Grenoble | Les jeux vidéo sont-ils vraiment dangereux?

Menée par le laboratoire interuniversitaire de psychologie de l’Université Pierre-Mendès France à Grenoble (LIP), l’étude publiée dans la revue scientifique de renommée internationale, le Journal of Experimental Social Psychology, est unique en France. Unique car pour la première fois dans l’Hexagone, elle prouve que l’usage de jeux vidéo violents engendre des pensées hostiles, elles-mêmes génératrices de stratégies agressives. Autrement dit, explique Laurent Bègue*, le professeur de psychologie sociale qui dirige ce laboratoire, « les jeux vidéo violents constituent un véritable facteur de risque violent ».

« Les 136 participants, femmes et hommes confondus qui n’avaient pas de rapports particuliers avec ce genre de pratique, ont démontré que l’utilisation du produit culturel le plus vendu au monde n’était pas un loisir anodin, loin de là ! », explique ce spécialiste des comportements agressifs. « Certes, les effets ne sont pas spectaculaires (quelqu’un qui sort d’une séance n’a pas forcément envie de tuer ou de blesser un individu !), mais ces effets n’en sont pas moins réels. On note ainsi très clairement une augmentation de l’irritabilité, mais aussi une hausse des agressions verbales et des petits comportements brutaux. »

« Ils ont davantage tendance à infliger des “coups” de décibels à leurs pseudo- adversaires »…

Pour en arriver à cette conclusion, l’équipe de Laurent Bègue a notamment utilisé la fameuse méthode du choc sonore. Une conclusion sans équivoque quand elle a constaté que les protagonistes qui jouaient à des jeux vidéo violents (d’autres” cobayes” étaient sur des jeux dits classiques, comme des simulations de course automobile, mais provoquant le même niveau d’excitation nerveuse) avaient davantage tendance à infliger des “coups” de décibels à leurs pseudo-adversaires… Et même des coups particulièrement intenses et longs…

« Vingt minutes suffisent pour avoir envie de faire mal après », assure Laurent Bègue qui estime que la généralisation de ces jeux vidéo « n’est pas sans conséquence : l’augmentation du niveau moyen d’insensibilité à la souffrance provoquée par ces jeux est sans doute pour beaucoup dans l’ambiance agressive et l’agitation que les enseignants notent dans les établissements scolaires».

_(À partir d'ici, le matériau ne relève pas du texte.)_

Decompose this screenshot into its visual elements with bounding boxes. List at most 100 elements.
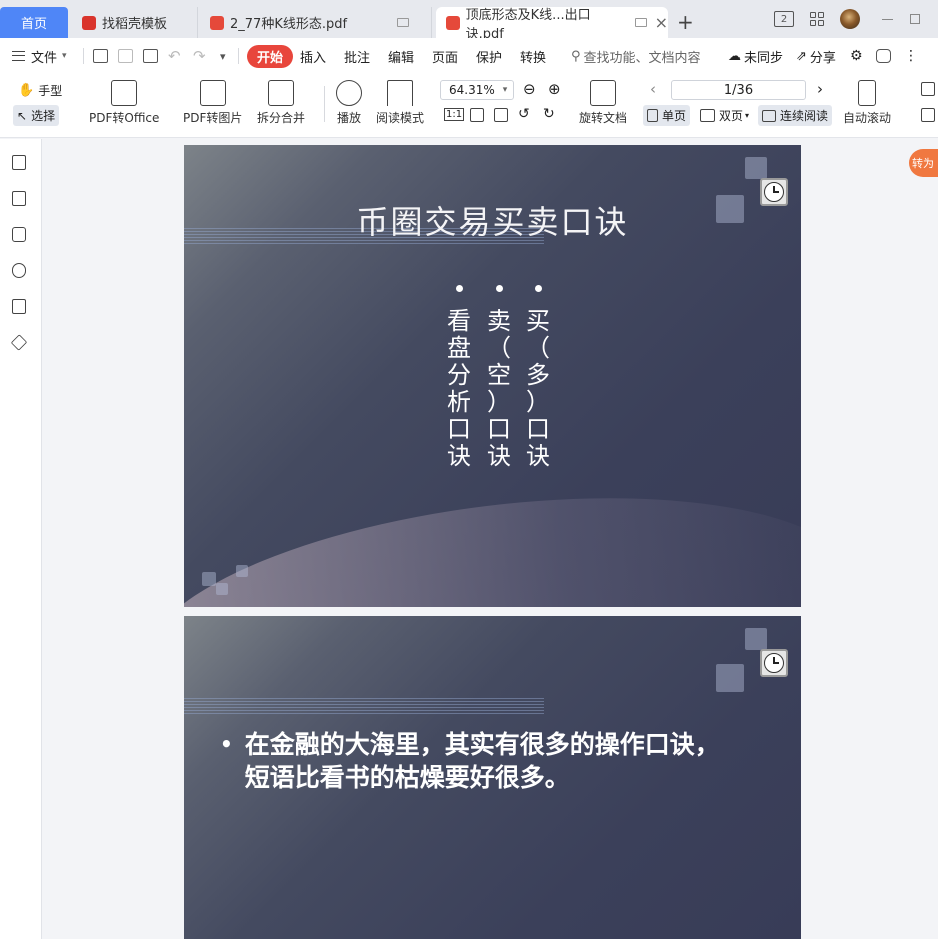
extra-tool-icon[interactable]: [921, 108, 935, 122]
tab-active-pdf[interactable]: 顶底形态及K线...出口诀.pdf ×: [436, 7, 668, 42]
print-icon[interactable]: [143, 38, 158, 74]
auto-scroll-icon: [858, 80, 876, 106]
redo-icon[interactable]: ↷: [193, 38, 206, 74]
search-placeholder: 查找功能、文档内容: [583, 50, 701, 66]
split-merge-button[interactable]: 拆分合并: [257, 80, 305, 126]
play-button[interactable]: 播放: [336, 80, 362, 126]
page-number-input[interactable]: 1/36: [671, 80, 806, 100]
zoom-out-icon[interactable]: ⊖: [523, 80, 536, 98]
undo-icon[interactable]: ↶: [168, 38, 181, 74]
menu-insert[interactable]: 插入: [300, 38, 326, 74]
layout-badge: 2: [774, 11, 794, 27]
clock-icon: [760, 649, 788, 677]
convert-badge[interactable]: 转为: [909, 149, 938, 177]
double-page-label: 双页: [719, 109, 744, 123]
decor-square: [216, 583, 228, 595]
zoom-in-icon[interactable]: ⊕: [548, 80, 561, 98]
layers-icon[interactable]: [10, 334, 28, 351]
chevron-down-icon: ▾: [745, 111, 750, 120]
next-page-icon[interactable]: ›: [817, 80, 823, 98]
screen-icon[interactable]: [397, 18, 410, 27]
cloud-icon: ☁: [728, 48, 741, 64]
zoom-value: 64.31%: [449, 83, 495, 97]
open-icon[interactable]: [93, 38, 108, 74]
zoom-select[interactable]: 64.31% ▾: [440, 80, 514, 100]
fit-page-icon[interactable]: [470, 108, 484, 122]
hand-icon: ✋: [18, 83, 35, 98]
select-label: 选择: [31, 109, 56, 123]
bookmark-icon[interactable]: [12, 155, 26, 170]
double-page-icon: [700, 109, 715, 122]
pdf-to-image-label: PDF转图片: [183, 111, 243, 125]
hand-tool[interactable]: ✋ 手型: [18, 82, 62, 99]
apps-grid-icon[interactable]: [810, 9, 824, 29]
slide-body-text: • 在金融的大海里，其实有很多的操作口诀，短语比看书的枯燥要好很多。: [220, 728, 740, 794]
file-label: 文件: [31, 50, 58, 66]
rotate-right-icon[interactable]: ↻: [543, 106, 555, 122]
attachment-icon[interactable]: [12, 263, 26, 278]
tab-home[interactable]: 首页: [0, 7, 68, 38]
menu-protect[interactable]: 保护: [476, 38, 502, 74]
menu-page[interactable]: 页面: [432, 38, 458, 74]
sync-button[interactable]: ☁ 未同步: [728, 38, 783, 74]
list-item: 看盘 分析 口诀: [445, 285, 473, 470]
tab-label: 找稻壳模板: [102, 17, 168, 32]
layout-icon[interactable]: 2: [774, 9, 794, 29]
hand-label: 手型: [38, 84, 63, 98]
pdf-to-office-button[interactable]: PDF转Office: [89, 80, 159, 126]
fit-width-icon[interactable]: [494, 108, 508, 122]
list-item: 买（ 多） 口诀: [524, 285, 552, 470]
rotate-left-icon[interactable]: ↺: [518, 106, 530, 122]
signature-icon[interactable]: [12, 299, 26, 314]
book-icon: [387, 80, 413, 106]
minimize-icon[interactable]: [882, 9, 893, 29]
search-box[interactable]: ⚲ 查找功能、文档内容: [571, 38, 701, 74]
file-menu[interactable]: 文件 ▾: [12, 38, 67, 74]
close-icon[interactable]: ×: [655, 13, 668, 32]
tab-kline-pdf[interactable]: 2_77种K线形态.pdf: [200, 7, 432, 38]
avatar[interactable]: [840, 9, 860, 29]
actual-size-icon[interactable]: 1:1: [444, 108, 465, 121]
play-label: 播放: [336, 111, 361, 125]
feedback-icon[interactable]: [876, 38, 891, 74]
auto-scroll-button[interactable]: 自动滚动: [843, 80, 891, 126]
decor-square: [745, 157, 767, 179]
single-page-button[interactable]: 单页: [643, 105, 691, 126]
quick-access-dropdown-icon[interactable]: ▾: [220, 38, 226, 74]
menu-edit[interactable]: 编辑: [388, 38, 414, 74]
docer-icon: [82, 15, 96, 30]
select-tool[interactable]: ↖ 选择: [13, 105, 60, 126]
continuous-read-button[interactable]: 连续阅读: [758, 105, 833, 126]
extra-tool-icon[interactable]: [921, 82, 935, 96]
pdf-to-image-button[interactable]: PDF转图片: [183, 80, 242, 126]
continuous-label: 连续阅读: [780, 109, 829, 123]
comment-icon[interactable]: [12, 227, 26, 242]
image-icon: [199, 80, 226, 106]
thumbnail-icon[interactable]: [12, 191, 26, 206]
read-mode-button[interactable]: 阅读模式: [376, 80, 424, 126]
tab-label: 顶底形态及K线...出口诀.pdf: [465, 7, 591, 42]
menu-comment[interactable]: 批注: [344, 38, 370, 74]
new-tab-button[interactable]: +: [677, 10, 694, 34]
split-merge-label: 拆分合并: [257, 111, 306, 125]
prev-page-icon[interactable]: ‹: [650, 80, 656, 98]
single-page-icon: [647, 109, 658, 122]
gear-icon[interactable]: ⚙: [850, 38, 863, 74]
save-icon[interactable]: [118, 38, 133, 74]
rotate-document-button[interactable]: 旋转文档: [579, 80, 627, 126]
play-icon: [336, 80, 362, 106]
cursor-icon: ↖: [17, 108, 28, 123]
pdf-icon: [446, 15, 460, 30]
maximize-icon[interactable]: [910, 9, 920, 29]
double-page-button[interactable]: 双页 ▾: [700, 107, 749, 124]
continuous-icon: [762, 109, 776, 122]
share-button[interactable]: ⇗ 分享: [796, 38, 836, 74]
tab-label: 2_77种K线形态.pdf: [230, 17, 348, 32]
menu-start[interactable]: 开始: [247, 38, 294, 74]
decor-square: [716, 664, 744, 692]
screen-icon[interactable]: [634, 18, 647, 27]
tab-template[interactable]: 找稻壳模板: [72, 7, 198, 38]
more-icon[interactable]: ⋮: [904, 38, 918, 74]
single-page-label: 单页: [662, 109, 687, 123]
menu-convert[interactable]: 转换: [520, 38, 546, 74]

Se défendant de stigmatiser ces jeux vidéos dont il salue par ailleurs « la virtuosité technique et l’incroyable réalisme », Laurent Bègue lance toutefois une mise en garde : « Il faut arrêter de croire que ces jeux vidéo servent à purger la violence que l’on peut éventuellement avoir en soi. Cette hypothèse paraît séduisante mais elle est erronée. Notre société devrait plutôt s’inquiéter.

Car personne n’est à l’abri de ce genre de comportements violents ».

* Laurent Bègue est aussi l’auteur d’un essai intitulé “Psychologie du bien et du mal”(Odile Jacob, 355 p., 23,90 €).